I haven’t had much look tackling the pendulum balancing problem with Q-learning. It seems that there are many states in the system, and the output (motor speed) should really be a continuous variable, that it didn’t work well, with the Q-learner that spits out discrete speeds, or even generate faster, stay, slower discretised states.
The problem is that by using conventional gradient descent methods common in deep learning, we are trying to ‘solve’ the weights of a neural network in such a way that the network learns how the transfer function of a system works, ie, predict the output of a system given some input, rather than trying to find a strategy. While this may certainly be useful in modelling how physical systems like the pendulum works, in the sense that it predicts the orientation/velocities at the next time step given the variables of the current state, it may not be able to come up with a strategy to how to get to a certain desired state, especially when the current state (say the pendulum is inverted completely) is so far away from the desired state 180 degrees away. Not to mention that it’s got to stay up there once it swings all the way up.
I’ve began to question the idea to use SGD / back-propagation to train networks to achieve tasks, as there may be too many local minimums. In addition, I think the Q-learning algorithm described in the atari paper essentially hacks the memory element into a feed-forward network system. The main contribution from that paper is essentially the use of convolutional networks processing video game images, and having the back-prop work all the way from expected reward down to features extracted during convolution, so it can work very fast on GPUs. I am thinking the more correct approach is to bite the bullet and use recurrent neural networks that can incorporate feedback and memory elements for task-based training. This may make it very difficult to train the recurrent networks using SGD / backprop. We don’t even really know what desired output we want the network to generate given the current input state.

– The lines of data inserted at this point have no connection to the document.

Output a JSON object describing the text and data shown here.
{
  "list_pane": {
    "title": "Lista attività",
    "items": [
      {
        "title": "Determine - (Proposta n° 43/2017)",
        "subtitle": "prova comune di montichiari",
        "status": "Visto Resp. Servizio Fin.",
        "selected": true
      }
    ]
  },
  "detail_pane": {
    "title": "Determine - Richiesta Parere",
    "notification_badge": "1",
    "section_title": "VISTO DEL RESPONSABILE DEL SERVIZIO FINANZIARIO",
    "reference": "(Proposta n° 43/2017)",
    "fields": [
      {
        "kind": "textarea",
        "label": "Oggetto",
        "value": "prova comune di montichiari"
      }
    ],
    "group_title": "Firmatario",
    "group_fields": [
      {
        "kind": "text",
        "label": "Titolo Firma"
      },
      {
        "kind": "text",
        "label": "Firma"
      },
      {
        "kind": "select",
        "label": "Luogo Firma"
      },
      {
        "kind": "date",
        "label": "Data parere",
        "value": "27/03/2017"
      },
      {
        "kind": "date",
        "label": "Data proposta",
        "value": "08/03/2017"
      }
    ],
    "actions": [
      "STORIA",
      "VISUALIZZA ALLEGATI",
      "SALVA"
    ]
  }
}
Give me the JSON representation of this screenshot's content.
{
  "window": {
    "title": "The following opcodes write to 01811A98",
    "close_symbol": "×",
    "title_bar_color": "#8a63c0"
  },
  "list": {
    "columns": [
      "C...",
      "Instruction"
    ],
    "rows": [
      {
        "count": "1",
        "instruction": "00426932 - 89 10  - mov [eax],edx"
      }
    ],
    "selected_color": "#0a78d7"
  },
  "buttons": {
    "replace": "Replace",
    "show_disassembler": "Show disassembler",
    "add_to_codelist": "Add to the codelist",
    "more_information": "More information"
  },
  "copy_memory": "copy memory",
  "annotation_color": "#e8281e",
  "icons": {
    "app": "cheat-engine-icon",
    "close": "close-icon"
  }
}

During the evenings, I have been reading up on using genetic algorithm approaches to train neural networks. The field seems to be studied in great depth at the University of Texas, and the Swiss AI Lab‘s work on RNNs, and strangely I haven’t heard about much of this work at Stanford or University of Toronto (my alma mater!) or NYU so much with all the buzz about deep learning.
A good introduction to the field I found was on these slides at the U of Texas NN lab. Digging through some older thesis publications, I found John Gomez’s thesis extremely helpful and well written, and as someone who has not implemented a Genetic Algorithm before, the pseudocode in the thesis put things to light on how this stuff works.
I realised that these methods may be superior to Q-learning or backprop based to search for a strategy that requires a sequence of multiple actions. Even the simplest neuroevolution algorithm (‘conventional neuroevolution’), the plain vanilla algorithm with no extra bells and whistles, maybe able to solve many interesting problems. What this simple algorithm does is:
-
Take a certain neural network architecture, feed forward, or even recurrent, and make N number (say 100) of these neural nets each randomised with different weights.
-
Try to accomplish the task at hand (balance the pendulum), for each of the 100 networks, and then score how well each performs the task (assign the score of say the average angle squared during the life of the task, where zero degree is upright)
-
Sort the networks by scores achieved, and keep the top 20 networks, and throw the rest away. For each network, dump all the weights and biases into a one-dimensional array of floats, in a consistent orderly way, and call that the chromosome of the network.
-
Generate 80 new chromosomes by mixing and matching the top 20 network’s chromosomes by performing simple random crossover and mutation. The theory is that the ‘good stuff’ of how stuff should be done should be embedded in the chromosomes of the winners, and by combining the weights of the winners to generate new chromosomes, the hope is the ‘offsprings’ will also be good, or better than the parents. From these 80 new chromosomes, generate 80 new networks.
-
Repeat tasks (2) -> (4) until the desired score of the best network is somewhat satisfactory.
That’s the gist of the CNE algorithm. It solves a big problem where we can easily define and score the goal, and not worry about backprop and what target values to train. We can simply use the above algorithm to generate a motor speed for each time step and supply the network with current orientation/velocity states, and watch it search the solution space to find one that is satisfactory. I like this method more in systems that contains many local maximums, so for SGD you just end up with the local maximum, while the NE algorithms has a better chance to find a much better local, or even global maximum. In addition, it is relatively simple to incorporate recurrent neural network structures using CNE.
There are still many problems with CNE in the literature, where the algorithm actually loses diversity and converges also to a local maximum solution, and much of the work in this subfield is to find more advanced algorithms (in the thesis above, ESP and NEAT are named).
I will try to hack convnet.js and implement a simple CNE trainer that can train a network to achieve some score, and put it to test later to see if the pendulum problem may be attacked using these methods.